===========================
Image Segmentation Tutorial
===========================

This was originally material for a presentation and `blog post
<https://metarabbit.wordpress.com/2013/05/20/segmenting-images-in-parallel-with-python-jug/>`__.
You can get the `slides online <http://luisepdro.org/talks/2013/jug-meetup>`__.

Let us imagine you are trying to compare two image segmentation algorithms
based on human-segmented images. This is a completely real-world example as it
`was one of the projects where I first used jug
<https://github.com/luispedro/Coelho2009_ISBI_NuclearSegmentation>`__ [#]_.

It depends on `mahotas <http://mahotas.readthedocs.org/>`__ for image
processing.

We are going to build this up piece by piece.

First a few imports::

    import mahotas as mh
    from jug import TaskGenerator
    from glob import glob

Here, we test two thresholding-based segmentation method, called ``method1`` and
``method2``. They both (i) read the image, (ii) blur it with a Gaussian, and
(iii) threshold it [#]_::

    @TaskGenerator
    def method1(image):
        # Read the image
        image = mh.imread(image)[:, :, 0]
        image  = mh.gaussian_filter(image, 2)
        binimage = (image > image.mean())
        labeled, _ = mh.label(binimage)
        return labeled

    @TaskGenerator
    def method2(image):
        image = mh.imread(image)[:, :, 0]
        image  = mh.gaussian_filter(image, 4)
        image = mh.stretch(image)
        binimage = (image > mh.otsu(image))
        labeled, _ = mh.label(binimage)
        return labeled


We need a way to compare these. We will use the `Adjusted Rand Index
<http://en.wikipedia.org/wiki/Rand_index>`__ [#]_::

    @TaskGenerator
    def compare(labeled, ref):
        from milk.measures.cluster_agreement import rand_arand_jaccard
        ref = mh.imread(ref)
        return rand_arand_jaccard(labeled.ravel(), ref.ravel())[1]

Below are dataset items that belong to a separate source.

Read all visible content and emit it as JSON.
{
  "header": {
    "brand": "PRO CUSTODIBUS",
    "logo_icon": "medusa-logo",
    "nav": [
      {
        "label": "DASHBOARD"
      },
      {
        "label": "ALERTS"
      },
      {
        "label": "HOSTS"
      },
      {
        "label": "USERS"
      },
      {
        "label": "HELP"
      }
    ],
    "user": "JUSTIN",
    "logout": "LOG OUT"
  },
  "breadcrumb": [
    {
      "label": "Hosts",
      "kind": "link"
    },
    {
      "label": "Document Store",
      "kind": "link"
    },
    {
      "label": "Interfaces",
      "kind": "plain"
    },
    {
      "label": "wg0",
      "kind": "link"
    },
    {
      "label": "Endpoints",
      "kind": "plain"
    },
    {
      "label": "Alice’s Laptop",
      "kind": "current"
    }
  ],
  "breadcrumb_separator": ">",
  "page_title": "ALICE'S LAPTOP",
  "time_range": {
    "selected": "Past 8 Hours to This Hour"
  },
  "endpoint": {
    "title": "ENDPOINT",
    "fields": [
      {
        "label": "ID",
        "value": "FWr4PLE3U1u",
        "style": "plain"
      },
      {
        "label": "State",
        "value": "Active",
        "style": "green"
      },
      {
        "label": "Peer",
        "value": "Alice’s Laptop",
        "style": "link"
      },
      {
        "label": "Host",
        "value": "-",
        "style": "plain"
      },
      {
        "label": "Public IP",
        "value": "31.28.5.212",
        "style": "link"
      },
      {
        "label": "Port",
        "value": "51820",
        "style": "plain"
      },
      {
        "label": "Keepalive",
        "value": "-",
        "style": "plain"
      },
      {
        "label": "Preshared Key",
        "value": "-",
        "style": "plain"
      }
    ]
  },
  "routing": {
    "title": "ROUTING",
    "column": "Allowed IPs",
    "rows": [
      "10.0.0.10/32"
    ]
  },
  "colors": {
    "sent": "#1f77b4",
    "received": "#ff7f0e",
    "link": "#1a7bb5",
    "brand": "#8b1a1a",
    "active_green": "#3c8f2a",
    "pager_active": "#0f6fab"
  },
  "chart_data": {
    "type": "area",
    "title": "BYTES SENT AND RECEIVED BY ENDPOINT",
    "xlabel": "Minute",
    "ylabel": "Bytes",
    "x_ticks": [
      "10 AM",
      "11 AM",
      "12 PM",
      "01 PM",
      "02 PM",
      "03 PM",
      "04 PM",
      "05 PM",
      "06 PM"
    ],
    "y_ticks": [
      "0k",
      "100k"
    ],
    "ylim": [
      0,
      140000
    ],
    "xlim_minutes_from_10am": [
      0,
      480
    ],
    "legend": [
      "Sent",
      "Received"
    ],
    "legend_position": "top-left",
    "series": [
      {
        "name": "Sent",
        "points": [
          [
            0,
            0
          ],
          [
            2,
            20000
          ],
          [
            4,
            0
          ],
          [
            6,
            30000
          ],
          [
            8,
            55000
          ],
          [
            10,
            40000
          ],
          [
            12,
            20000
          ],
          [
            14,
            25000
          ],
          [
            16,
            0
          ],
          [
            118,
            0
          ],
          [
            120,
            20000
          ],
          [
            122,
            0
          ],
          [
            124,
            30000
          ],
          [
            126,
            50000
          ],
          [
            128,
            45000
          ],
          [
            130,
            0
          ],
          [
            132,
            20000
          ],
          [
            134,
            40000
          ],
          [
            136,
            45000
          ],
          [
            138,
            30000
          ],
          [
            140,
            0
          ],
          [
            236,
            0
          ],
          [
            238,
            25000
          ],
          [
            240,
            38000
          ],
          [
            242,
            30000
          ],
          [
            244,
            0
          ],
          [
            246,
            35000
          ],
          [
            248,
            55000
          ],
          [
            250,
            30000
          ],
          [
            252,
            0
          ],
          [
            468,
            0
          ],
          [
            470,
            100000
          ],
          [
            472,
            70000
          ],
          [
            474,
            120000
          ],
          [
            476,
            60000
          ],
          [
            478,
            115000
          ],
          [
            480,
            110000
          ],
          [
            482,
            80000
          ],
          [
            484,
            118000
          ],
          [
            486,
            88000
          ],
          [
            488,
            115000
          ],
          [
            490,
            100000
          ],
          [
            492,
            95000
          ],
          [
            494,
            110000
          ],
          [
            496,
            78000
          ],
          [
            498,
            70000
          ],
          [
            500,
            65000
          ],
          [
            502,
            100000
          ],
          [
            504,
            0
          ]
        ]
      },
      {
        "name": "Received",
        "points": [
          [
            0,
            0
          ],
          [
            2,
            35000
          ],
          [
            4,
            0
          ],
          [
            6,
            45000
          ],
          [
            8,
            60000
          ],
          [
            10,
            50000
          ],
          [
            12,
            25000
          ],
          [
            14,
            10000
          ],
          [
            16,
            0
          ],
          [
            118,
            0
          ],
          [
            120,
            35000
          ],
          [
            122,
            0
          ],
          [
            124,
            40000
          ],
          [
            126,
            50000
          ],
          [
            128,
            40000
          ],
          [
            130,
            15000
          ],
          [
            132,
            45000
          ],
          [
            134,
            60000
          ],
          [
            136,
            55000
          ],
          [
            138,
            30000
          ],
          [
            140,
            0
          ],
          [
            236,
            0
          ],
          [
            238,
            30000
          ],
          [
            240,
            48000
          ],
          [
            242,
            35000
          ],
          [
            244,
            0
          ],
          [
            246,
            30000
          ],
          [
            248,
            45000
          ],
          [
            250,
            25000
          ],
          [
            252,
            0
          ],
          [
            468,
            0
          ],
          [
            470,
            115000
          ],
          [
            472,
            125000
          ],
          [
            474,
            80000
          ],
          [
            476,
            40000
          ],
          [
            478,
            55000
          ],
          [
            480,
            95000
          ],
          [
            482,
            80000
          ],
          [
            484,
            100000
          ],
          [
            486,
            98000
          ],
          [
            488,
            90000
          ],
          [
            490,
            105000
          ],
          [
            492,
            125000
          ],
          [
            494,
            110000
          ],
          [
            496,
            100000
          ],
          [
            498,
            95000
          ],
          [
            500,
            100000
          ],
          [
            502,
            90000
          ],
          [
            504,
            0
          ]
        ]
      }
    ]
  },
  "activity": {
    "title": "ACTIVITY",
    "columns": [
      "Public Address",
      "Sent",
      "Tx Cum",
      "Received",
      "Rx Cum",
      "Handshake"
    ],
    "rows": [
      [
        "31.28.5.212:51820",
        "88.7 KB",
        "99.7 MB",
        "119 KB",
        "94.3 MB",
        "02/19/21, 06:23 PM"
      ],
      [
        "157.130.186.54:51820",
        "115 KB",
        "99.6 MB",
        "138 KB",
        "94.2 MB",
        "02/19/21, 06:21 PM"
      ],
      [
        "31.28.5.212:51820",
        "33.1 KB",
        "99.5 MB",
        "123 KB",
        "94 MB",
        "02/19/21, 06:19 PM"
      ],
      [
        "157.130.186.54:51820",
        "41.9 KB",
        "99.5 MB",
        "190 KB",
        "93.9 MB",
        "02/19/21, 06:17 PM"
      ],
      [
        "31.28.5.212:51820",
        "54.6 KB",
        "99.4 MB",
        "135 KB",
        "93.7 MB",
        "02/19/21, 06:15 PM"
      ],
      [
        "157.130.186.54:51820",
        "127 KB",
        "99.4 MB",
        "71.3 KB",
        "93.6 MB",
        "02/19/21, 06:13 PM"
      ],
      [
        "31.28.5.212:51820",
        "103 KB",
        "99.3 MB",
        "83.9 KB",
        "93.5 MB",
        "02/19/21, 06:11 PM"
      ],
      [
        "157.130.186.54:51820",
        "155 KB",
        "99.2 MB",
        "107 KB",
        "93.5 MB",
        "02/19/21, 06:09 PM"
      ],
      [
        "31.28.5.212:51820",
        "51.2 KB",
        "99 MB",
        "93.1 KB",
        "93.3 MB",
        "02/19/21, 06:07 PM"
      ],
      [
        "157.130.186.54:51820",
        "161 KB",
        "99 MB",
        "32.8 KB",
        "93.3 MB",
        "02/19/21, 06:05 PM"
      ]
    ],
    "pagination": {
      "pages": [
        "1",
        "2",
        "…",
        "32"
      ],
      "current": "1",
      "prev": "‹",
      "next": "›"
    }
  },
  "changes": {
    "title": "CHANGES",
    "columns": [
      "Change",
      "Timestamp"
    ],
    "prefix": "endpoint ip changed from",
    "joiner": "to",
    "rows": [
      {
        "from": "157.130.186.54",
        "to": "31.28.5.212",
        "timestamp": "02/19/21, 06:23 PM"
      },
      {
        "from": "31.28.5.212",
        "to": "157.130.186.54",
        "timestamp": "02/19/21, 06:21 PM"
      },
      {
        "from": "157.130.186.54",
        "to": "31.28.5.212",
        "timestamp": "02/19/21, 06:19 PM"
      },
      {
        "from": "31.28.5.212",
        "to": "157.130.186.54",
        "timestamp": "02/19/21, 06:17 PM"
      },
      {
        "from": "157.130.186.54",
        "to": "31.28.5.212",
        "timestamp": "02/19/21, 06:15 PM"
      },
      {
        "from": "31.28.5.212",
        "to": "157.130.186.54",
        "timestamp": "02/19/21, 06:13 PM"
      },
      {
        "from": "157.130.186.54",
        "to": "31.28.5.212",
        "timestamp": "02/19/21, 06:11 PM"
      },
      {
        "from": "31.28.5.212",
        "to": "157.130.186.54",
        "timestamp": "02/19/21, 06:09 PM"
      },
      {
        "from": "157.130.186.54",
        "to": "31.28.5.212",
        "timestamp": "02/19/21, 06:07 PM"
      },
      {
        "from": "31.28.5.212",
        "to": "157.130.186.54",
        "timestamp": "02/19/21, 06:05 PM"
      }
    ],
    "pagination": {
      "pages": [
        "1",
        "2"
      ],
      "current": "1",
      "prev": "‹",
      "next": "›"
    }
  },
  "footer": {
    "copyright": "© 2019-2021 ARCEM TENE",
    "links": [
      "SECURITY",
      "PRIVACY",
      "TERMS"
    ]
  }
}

Running over all the images **looks exactly like Python**::

    results = []
    for im in glob('images/*.jpg'):
        m1 = method1(im)
        m2 = method2(im)
        ref = im.replace('images', 'references').replace('jpg', 'png')
        v1 = compare(m1, ref)
        v2 = compare(m2, ref)
        results.append( (v1,v2) )

But how do we get the results out?

A simple solution is to write a function which writes to an output file::

    @TaskGenerator
    def print_results(results):
        import numpy as np
        r1, r2 = np.mean(results, 0)
        with open('output.txt', 'w') as out:
            out.write('Result method1: {}\nResult method2: {}\n'.format(r1,
                                                                        r2))
    print_results(results)

§

**Except for the ``TaskGenerator`` this would be a pure Python file!**

With ``TaskGenerator``, we get jugginess!

We can call::

    jug execute &
    jug execute &
    jug execute &
    jug execute &

to get 4 processes going at once.

§

Note also the line::

    print_results(results)

``results`` is a list of ``Task`` objects. This is *how you define a
dependency*. Jug picks up that to call ``print_results``, it needs all the
``results`` values and behaves accordingly.

Easy as Py.

§

The full script above including data is available `from github
<https://github.com/luispedro/jug-presentations/tree/master/jug-segmentation-tutorial>`__

.. [#] The code in that repository still uses a pretty old version of jug, this
   was 2009, after all. ``TaskGenerator`` had not been invented yet.

.. [#] This is for demonstration purposes; the paper had better methods, of
   course.

.. [#] Again, you can do better than Adjusted Rand, as we show in the paper;
   but **this is a demo**. This way, we can just call a function in `milk
   <http://luispedro.org/software/milk>`__